Who knows? Maybe there are 20-year-olds that get married and stay madly in love for their whole lives. Maybe puppy love can last forever.

Could be. Maybe there is such thing as fairies and unicorns too.

Just saying…

Huffington Post

Posted on June 8, 2012, in divorce, Private Investigators, relationships and tagged , , , . Bookmark the permalink. 3 Comments.

  1. It’s hard for me to “argue” with your post. I don’t really want to argue-but I must say that I disagree. That’s only because I’m 20 and naive in a way. I believe in fairy tales and love lasting forever. I’ve been dating my boyfriend for about four years now (he is 21), and we want to get married so badly ( I think I more so than him) but our financial state forbids it. When I first shared my interest of getting married young with my mother, of course she said I wasn’t mature enough and that I should wait. What am I waiting for except more financial stability? I’m one of those people that believes not every day is promised to you. I’ve found the love of my life, and yet I’m told that I still must wait. I could die in 2 years. So what would all my waiting be for? I know, a bit extreme thinking.
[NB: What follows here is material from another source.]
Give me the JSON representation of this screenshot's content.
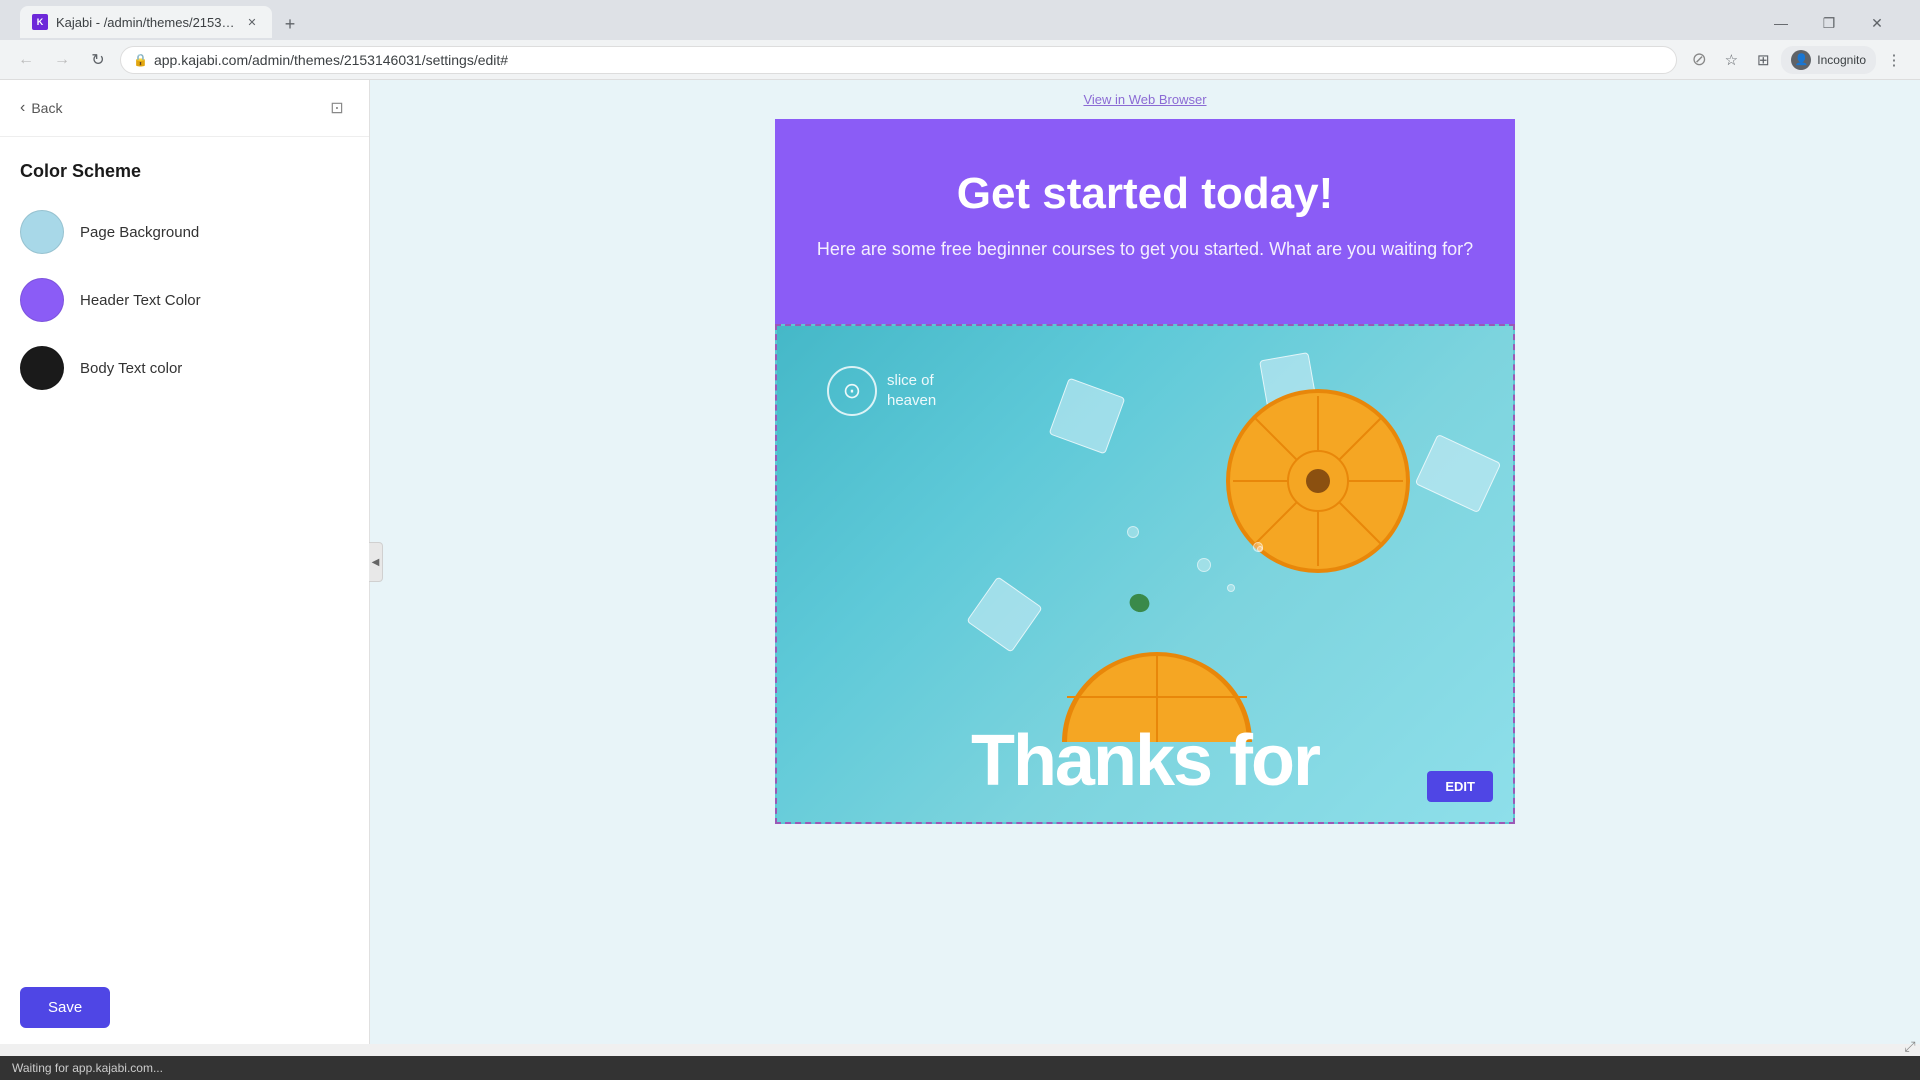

Again, it’s difficult to argue against your post because well-statistics don’t lie. But I’m going to continue to be naive and believe in happily ever after. Thank You for the post.

  2. You need God in a marriage. He is the only one who holds a marriage together. I’ve been married at 18 and I am now 22 with a beautiful baby girl. We read and live by the bible. It clearly tells us how to have a successful marriage, and yes our marriage is beyond successful. We do everything together, and have a beautiful baby girl. We strongly love each other no matter what trials we face. You needed god in your relationship. Trust me. My grand ore was married at 18 and still is married today for 45 years. She has god but my grandfather doesn’t, but my grandmother live up to her standards by e bible. Age is nothing but a number, it all depends on the person. Just because your marriage didn’t work before 25 don’t mean the world marriage wouldnt work.